The inflatable ladder 100 may be made of a heavy-duty vinyl or polyvinyl chloride (PVC) material, having weights ranging from approximately 10 oz per square yard to approximately 22 oz per square yard. However, in some implementations, lighter vinyl or polyvinyl chloride (PVC) materials weighing less than 10 oz per square yard may be used to reduce weight, while a heavier vinyl or PVC material exceeding 22 oz per square yard may be chosen for increased durability.

While the example inflatable ladder 100 has a rectangular-shaped cross-section comprising four sides, other implementations of the inflatable ladder 100 may have a triangular cross-section with three sides.

FIGS. 4 and 5 illustrate another inflatable ladder 200 according to the principles of the present disclosure. The inflatable ladder 200 is similar to the inflatable ladder 100 discussed above, but the vertical support element 210 includes an attachment feature 230.

The attachment feature 230 is configured to engage with the railing 22 of a ship 20, or a similar support structure. The attachment feature 230 comprises a cutout 232, configured to receive the railing 22, and a lip 234 that hooks over the railing 22, thereby securing the inflatable ladder 200 in position (see, e.g., FIG. 5). The vertical support element 210 may include at least one rung 212 positioned above the attachment feature 230, which is intended to serve as a handhold, providing the user with a surface to grip when boarding the ship 20.

The foregoing description of the invention is intended to be illustrative; it is not intended to be exhaustive or to limit the claims to the precise forms disclosed. Those skilled in the relevant art can appreciate that many modifications and variations are possible in light of the foregoing description and associated drawings.

Reference throughout this specification to an “embodiment” or “implementation” or words of similar import means that a particular described feature, structure, or characteristic is included in at least one embodiment of the present invention. Thus, the phrase “in some implementations” or a phrase of similar import in various places throughout this specification does not necessarily refer to the same embodiment.

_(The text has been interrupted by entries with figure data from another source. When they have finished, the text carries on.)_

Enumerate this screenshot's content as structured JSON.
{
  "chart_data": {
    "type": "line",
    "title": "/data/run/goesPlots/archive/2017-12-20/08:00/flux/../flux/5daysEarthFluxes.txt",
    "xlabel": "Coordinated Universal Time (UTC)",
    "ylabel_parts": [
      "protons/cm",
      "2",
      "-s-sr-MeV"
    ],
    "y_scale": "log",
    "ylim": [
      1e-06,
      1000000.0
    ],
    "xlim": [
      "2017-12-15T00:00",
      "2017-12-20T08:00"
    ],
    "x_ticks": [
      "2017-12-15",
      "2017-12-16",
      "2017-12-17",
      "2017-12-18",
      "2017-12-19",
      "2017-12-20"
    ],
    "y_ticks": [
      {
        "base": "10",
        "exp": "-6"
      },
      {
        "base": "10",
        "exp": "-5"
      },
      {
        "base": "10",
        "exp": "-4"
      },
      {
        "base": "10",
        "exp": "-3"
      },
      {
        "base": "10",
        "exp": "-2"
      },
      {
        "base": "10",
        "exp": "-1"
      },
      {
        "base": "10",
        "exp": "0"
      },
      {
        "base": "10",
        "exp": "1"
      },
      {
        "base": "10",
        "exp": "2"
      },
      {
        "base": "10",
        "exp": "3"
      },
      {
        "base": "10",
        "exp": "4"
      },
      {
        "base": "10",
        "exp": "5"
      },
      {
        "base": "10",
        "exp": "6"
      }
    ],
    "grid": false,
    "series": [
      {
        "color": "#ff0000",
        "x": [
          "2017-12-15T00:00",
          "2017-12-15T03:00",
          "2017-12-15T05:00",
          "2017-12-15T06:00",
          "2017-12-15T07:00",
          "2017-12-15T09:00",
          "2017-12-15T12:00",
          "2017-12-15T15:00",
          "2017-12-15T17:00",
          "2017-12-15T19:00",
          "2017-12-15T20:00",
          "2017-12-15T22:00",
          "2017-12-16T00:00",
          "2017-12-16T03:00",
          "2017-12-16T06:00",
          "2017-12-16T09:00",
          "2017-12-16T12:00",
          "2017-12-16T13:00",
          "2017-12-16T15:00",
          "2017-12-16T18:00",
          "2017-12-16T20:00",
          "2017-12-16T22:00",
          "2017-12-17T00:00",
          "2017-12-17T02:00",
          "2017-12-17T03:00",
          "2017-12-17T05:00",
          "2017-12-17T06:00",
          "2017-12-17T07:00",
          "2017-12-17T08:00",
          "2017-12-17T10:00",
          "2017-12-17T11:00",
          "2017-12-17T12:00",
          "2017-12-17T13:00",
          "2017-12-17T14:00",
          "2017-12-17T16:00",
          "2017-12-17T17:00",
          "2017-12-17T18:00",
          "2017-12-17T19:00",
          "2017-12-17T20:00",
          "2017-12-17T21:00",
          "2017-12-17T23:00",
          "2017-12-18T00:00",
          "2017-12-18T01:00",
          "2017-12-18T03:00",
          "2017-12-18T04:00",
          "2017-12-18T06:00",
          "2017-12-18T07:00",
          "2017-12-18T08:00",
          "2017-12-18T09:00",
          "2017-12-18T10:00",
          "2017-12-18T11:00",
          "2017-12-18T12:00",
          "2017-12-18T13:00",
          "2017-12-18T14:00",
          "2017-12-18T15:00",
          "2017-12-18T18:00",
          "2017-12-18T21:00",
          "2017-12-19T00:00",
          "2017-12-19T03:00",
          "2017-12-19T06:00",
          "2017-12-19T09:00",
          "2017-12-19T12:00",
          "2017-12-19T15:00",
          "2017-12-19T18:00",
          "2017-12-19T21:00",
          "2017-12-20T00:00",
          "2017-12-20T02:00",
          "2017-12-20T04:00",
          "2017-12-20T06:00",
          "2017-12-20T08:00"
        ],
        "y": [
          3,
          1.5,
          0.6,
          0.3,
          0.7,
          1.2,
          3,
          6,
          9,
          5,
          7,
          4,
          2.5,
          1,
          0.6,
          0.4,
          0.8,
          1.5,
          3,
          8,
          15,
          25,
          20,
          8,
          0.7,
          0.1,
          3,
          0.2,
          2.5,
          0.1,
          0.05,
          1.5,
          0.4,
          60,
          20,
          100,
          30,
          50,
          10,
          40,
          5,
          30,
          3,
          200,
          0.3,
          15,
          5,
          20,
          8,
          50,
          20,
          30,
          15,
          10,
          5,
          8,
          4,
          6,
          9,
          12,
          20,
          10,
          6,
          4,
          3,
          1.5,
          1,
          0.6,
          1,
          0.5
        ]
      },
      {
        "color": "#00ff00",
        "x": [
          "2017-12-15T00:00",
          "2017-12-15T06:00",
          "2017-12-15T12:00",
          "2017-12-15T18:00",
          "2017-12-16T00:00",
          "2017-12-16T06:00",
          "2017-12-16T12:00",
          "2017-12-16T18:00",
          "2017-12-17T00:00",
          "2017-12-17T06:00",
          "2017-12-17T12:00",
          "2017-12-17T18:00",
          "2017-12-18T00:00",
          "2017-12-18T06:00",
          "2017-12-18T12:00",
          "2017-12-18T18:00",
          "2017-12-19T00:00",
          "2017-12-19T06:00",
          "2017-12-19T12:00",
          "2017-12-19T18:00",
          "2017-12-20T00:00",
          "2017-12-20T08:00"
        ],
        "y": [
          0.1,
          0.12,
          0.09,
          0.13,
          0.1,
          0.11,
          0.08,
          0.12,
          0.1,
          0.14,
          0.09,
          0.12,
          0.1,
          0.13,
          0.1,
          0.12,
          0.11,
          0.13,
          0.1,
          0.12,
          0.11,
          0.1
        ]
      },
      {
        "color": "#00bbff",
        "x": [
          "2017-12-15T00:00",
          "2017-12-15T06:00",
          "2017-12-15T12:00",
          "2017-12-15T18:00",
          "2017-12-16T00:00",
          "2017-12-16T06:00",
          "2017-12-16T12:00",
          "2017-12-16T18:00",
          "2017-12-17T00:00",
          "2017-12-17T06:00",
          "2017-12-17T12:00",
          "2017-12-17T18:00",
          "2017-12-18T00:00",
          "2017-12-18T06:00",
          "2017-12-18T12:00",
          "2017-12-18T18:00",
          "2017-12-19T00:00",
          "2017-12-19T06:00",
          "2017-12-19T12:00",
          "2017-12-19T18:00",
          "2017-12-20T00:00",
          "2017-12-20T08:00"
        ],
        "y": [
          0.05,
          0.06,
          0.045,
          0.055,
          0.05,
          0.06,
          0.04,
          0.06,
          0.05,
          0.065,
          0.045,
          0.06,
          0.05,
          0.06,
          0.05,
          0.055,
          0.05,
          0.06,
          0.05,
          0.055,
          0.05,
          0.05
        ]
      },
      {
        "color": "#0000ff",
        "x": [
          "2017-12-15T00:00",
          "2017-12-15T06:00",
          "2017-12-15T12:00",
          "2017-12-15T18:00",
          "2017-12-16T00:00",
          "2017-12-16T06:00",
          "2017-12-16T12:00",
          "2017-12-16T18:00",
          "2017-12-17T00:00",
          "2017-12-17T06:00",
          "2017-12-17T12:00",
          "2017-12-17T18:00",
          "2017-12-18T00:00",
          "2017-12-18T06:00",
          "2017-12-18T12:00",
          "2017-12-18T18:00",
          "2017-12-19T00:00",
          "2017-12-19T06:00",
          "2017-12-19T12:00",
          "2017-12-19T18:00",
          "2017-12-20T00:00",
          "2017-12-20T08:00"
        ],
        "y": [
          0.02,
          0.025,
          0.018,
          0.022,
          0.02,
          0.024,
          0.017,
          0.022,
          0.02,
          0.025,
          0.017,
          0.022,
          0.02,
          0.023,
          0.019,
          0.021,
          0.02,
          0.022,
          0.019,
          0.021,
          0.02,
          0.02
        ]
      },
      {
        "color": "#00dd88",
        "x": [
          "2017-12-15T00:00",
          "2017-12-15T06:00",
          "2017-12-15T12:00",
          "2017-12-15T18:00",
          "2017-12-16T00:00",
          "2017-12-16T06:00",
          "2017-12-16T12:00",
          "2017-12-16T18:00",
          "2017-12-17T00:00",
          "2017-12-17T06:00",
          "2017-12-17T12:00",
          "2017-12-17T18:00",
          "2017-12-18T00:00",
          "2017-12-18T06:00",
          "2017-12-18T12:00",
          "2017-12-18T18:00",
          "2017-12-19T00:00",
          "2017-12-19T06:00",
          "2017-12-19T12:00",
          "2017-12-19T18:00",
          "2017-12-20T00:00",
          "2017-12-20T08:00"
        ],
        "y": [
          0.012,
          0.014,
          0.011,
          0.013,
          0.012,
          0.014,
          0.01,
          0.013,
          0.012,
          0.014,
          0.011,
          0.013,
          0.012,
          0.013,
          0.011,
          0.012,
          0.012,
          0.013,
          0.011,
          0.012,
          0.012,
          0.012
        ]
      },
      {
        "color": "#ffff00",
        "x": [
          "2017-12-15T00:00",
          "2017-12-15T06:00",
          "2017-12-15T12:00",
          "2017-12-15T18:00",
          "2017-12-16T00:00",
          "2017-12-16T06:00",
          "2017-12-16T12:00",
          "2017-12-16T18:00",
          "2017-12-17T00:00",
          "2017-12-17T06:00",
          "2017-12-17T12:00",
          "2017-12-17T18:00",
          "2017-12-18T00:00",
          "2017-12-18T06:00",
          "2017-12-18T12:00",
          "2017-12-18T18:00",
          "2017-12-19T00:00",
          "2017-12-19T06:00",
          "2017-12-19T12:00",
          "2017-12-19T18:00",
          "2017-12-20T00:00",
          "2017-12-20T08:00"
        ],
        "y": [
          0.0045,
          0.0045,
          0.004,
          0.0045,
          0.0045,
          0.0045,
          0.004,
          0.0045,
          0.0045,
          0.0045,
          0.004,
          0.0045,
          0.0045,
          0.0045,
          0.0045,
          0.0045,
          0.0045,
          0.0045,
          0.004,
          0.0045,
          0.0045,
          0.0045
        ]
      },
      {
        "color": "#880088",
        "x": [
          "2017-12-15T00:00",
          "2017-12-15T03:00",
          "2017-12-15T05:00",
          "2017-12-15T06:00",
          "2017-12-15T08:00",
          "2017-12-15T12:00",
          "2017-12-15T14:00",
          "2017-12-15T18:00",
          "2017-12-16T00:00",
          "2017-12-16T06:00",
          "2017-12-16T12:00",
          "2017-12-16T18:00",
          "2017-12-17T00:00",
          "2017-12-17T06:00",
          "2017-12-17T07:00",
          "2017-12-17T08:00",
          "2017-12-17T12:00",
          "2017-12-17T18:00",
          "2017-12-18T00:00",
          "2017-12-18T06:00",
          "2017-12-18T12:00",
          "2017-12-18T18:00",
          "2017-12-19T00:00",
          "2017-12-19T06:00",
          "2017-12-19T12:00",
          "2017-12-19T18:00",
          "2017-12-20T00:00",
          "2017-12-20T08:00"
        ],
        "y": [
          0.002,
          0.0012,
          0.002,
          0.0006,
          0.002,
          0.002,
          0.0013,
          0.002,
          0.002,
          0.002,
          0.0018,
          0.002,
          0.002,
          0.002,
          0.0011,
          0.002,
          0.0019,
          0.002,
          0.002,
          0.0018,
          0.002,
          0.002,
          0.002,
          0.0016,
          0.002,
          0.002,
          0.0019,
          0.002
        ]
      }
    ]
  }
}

The described features, structures, or characteristics may be combined in any suitable manner in one or more embodiments. In the above description, numerous specific details are provided for a thorough understanding of embodiments of the invention. One skilled in the relevant art will recognize, however, that embodiments of the invention can be practiced without one or more of the specific details, or with other methods, components, materials, etc. In other instances, well-known structures, materials, or operations may not be shown or described in detail.